Wednesday, October 13, 2021

We've been gifted with a week of extraordinarily unseasonable warmth this week. Through the Thanksgiving week-end and to continue to the end of the week. We won't even bother to dwell on the shock when it ends and more seasonable temperatures return. The sensible thing to do is to appreciate it while we can and enjoy it and make the most of it. Mind, the warmth has been accompanied with what we might under some other circumstances damn as excessive rain. But the package is as it is and welcome.

Rain broke out again overnight and continued on into the wee hours of the morning. In fact the rain felt so entitled to remain that it did, all morning, heavily pouring onto the already saturated landscape. It's wise to bide time and wait. Eventually it ebbed, faltered and stopped. By the look of the dark, cloud-streaked sky we knew this to be a temporary reprieve. We went about doing our business for the early afternoon, then all of us clad in rainjackets set out for the ravine.
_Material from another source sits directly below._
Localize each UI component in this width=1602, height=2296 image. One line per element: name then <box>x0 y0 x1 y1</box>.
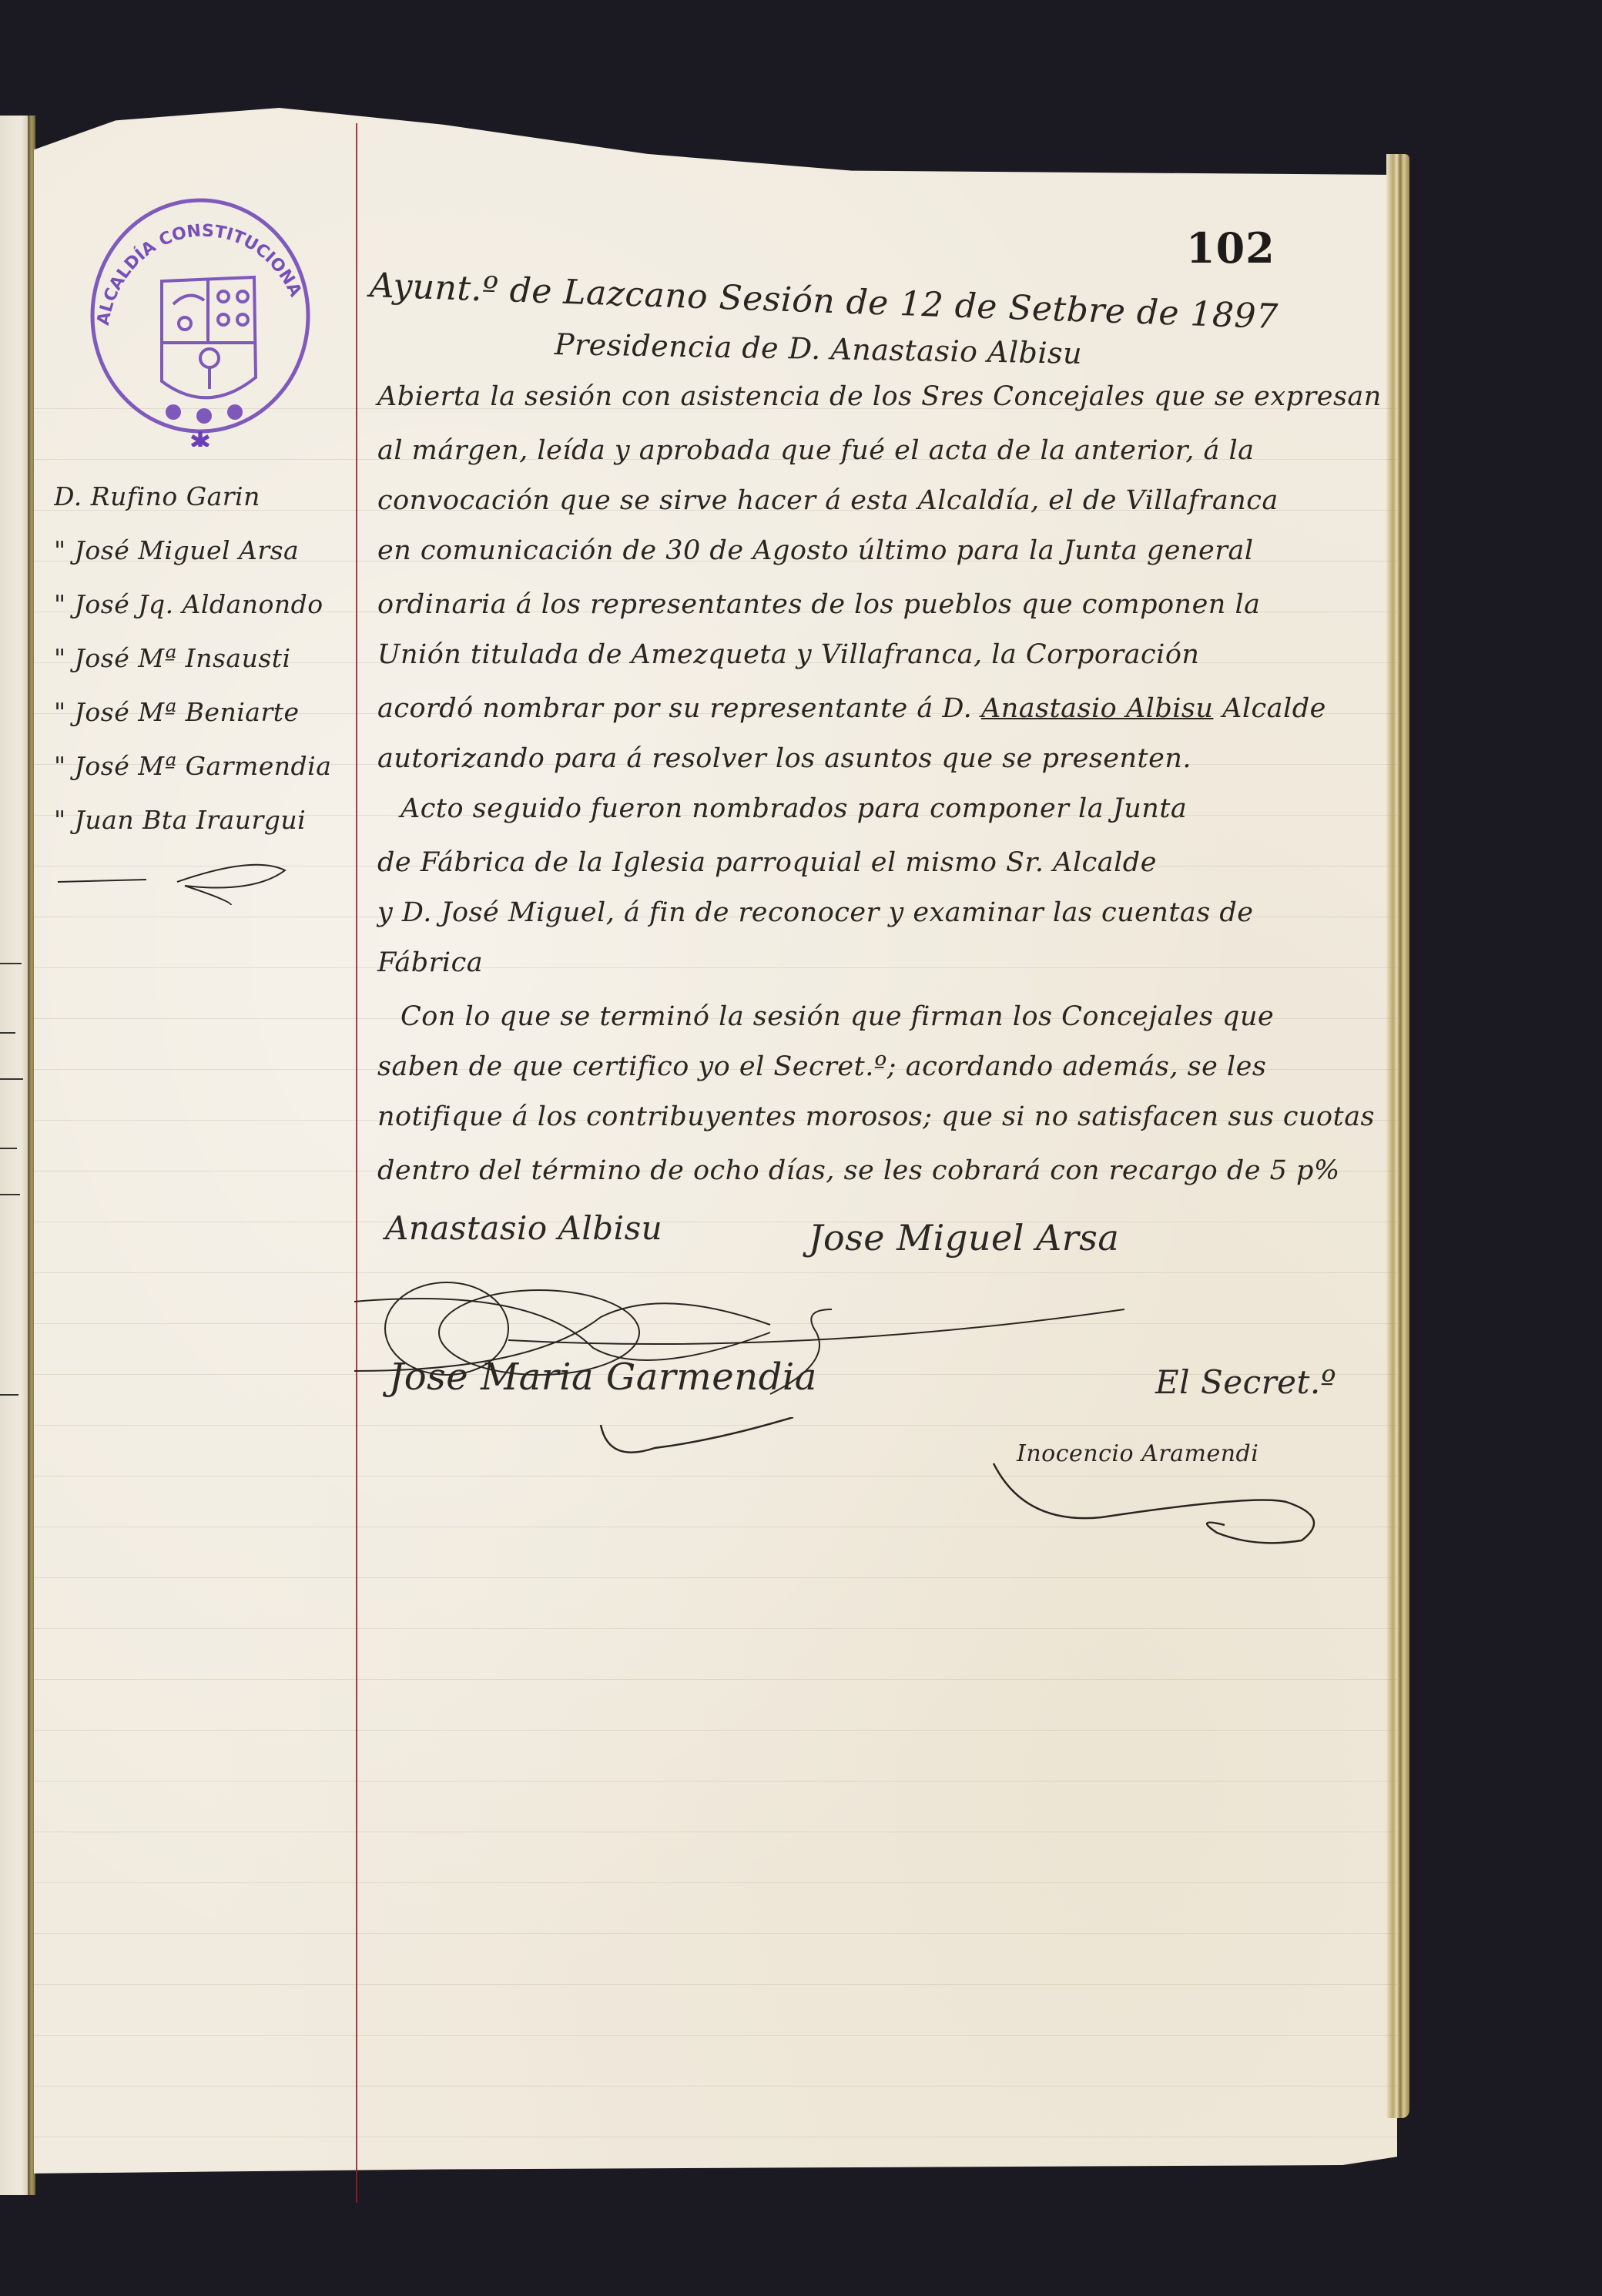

At 17C, given how humid the atmosphere was, it felt as balmy as it had the previous days when the temperature was in the low 20C territory. All was quiet on the street, not a soul about. But in various front gardens, mostly where young children live, decorations for Hallowe'en have sprung up here and there. As for us, just as we did last year, we won't have our porch lights on welcoming trick-or-treaters. It's a necessary precaution. 

For us, at age 84, the chances of contracting the novel coronavirus through contact with raucously carefree young children who are unvaccinated and known vectors of the SARS-CoV-2 virus, it's a risk we don't have to take, and we won't. It's a bit troubling to contemplate. With the lights off chances are that anyone approaching the porch -- if they choose to ignore the lights-off message, could come accounter the raccoons or skunks that come around. They'll be surprised, and the raccoons/skunks will quickly scatter. Even if we didn't put out anything for our neighbourhood creatures, they'll come around out of habit since they visit nightly. We'll just have to see how it plays out.

In the ravine, the trails were slick with rain, some dripping from the canopy, the creek running wild and turbulent. Although most of the leaf mass is still green, those trees that did turn colour are fast losing their leaves, they're piling high on the trails in vibrant golds and reds. Seeing some naked branches almost makes us feel we're at the height of the triumph of trees ablaze in defiance of incoming winter.

Certainly hikers were few and far between today. We met up with a young couple we haven't seen in quite a while. We hadn't even known they've become parents. Of a strapping big three-month-old baby boy. His robust size identifies his father as a firefighter. We'd seen his mother with her little terrier on the trails about a month ago and she hadn't mentioned anything at all. So we were taken by surprise.

Another person we know from the wider community, through our shared hiking passion, was out with her little apricot miniature poodle. We walked awhile together, nice company for Jackie and Jillie. It's how neighbourhood news gets around; on our part with other people living in far-flung areas from our own house location, and J&J in contact with their canine counterparts filling in local news gossip, gaps not imparted by sniffing pee stations.

 

From her, news of more sightings of coyotes in the ravine. They've returned. They were sighted frequently last winter and the winter before. Not only at dawn and dusk, but during the daylight hours, even when people are normally out and about. And we heard all about the coyote-dog encounters. Those living in homes whose backyards back on the ravine, hear them howling at night. We like the idea of coyotes living in the forest we're fortunate enough to share in the community, but aren't great fans of having to leash our two little dogs to ensure they're kept safe and secure.